Root Cause Analysis – Redis Cache Storage Exhaustion
Date of incident: 2025-12-01
Incident window: ~1:10 PM–1:45 PM MST
Impact: Elevated latency and intermittent API timeouts on the 1.0 platform
1. Summary
At 1:10 PM MST, the Redis cache supporting the 1.0 platform reached 100% storage utilization, causing cache write failures and forcing the platform to fall back to slower database queries. This resulted in significant API latency increases, ultimately leading to timeouts for some users. An alert was triggered at 1:17 PM, the issue was identified as Redis storage exhaustion, and the Redis instance was resized. Normal operation resumed at 1:45 PM.
2. Impact
Affected system: 1.0 Platform APIs
User impact:
Some API requests experienced elevated latency
A subset of users experienced full timeouts
Business impact:
Temporary performance degradation
Increased system load during fallback operations
Duration: Approximately 35 minutes
3. Root Cause
The Redis cache used to optimize 1.0 platform queries ran out of available storage.
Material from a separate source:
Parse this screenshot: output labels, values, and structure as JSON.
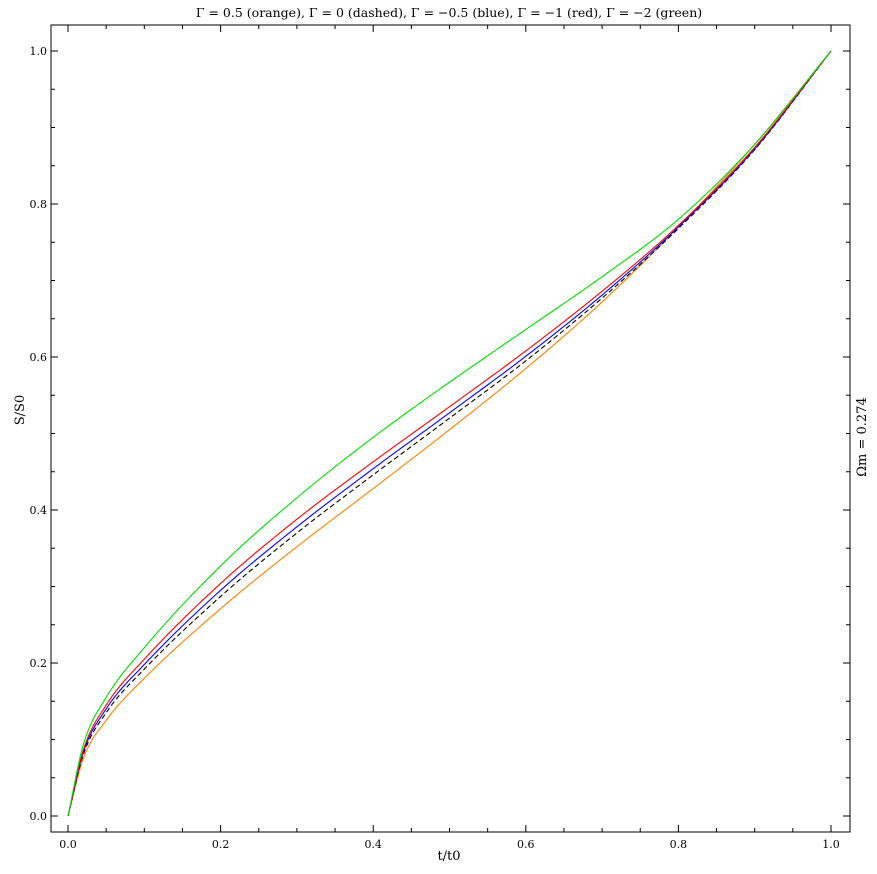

Once storage was exhausted:
Redis evictions and failures occurred
Systems reliant on cached query results began performing full database queries
Resulting load contributed to latency increases and some request timeouts
Contributing factor:
A faulty Redis storage monitoring alert failed to notify the operations team before the cache reached saturation.
4. Timeline
Time (MST) Event
1:10 PM Redis cache reaches 100% storage capacity; platform begins falling back to database queries, increasing latency.
1:17 PM Operations alert triggered due to API timeouts.
1:20–1:40 PM Investigation identifies Redis storage exhaustion; Redis instance is resized.
1:45 PM Resized Redis instance becomes fully operational; traffic and latency return to normal ranges.
5. Resolution
Redis instance was resized, increasing available storage capacity. Platform traffic and API latency returned to baseline levels after the upgrade was completed.
6. Preventative Measures
Completed
Fixed the faulty Redis storage monitor, ensuring future alerts will correctly trigger before storage is fully consumed.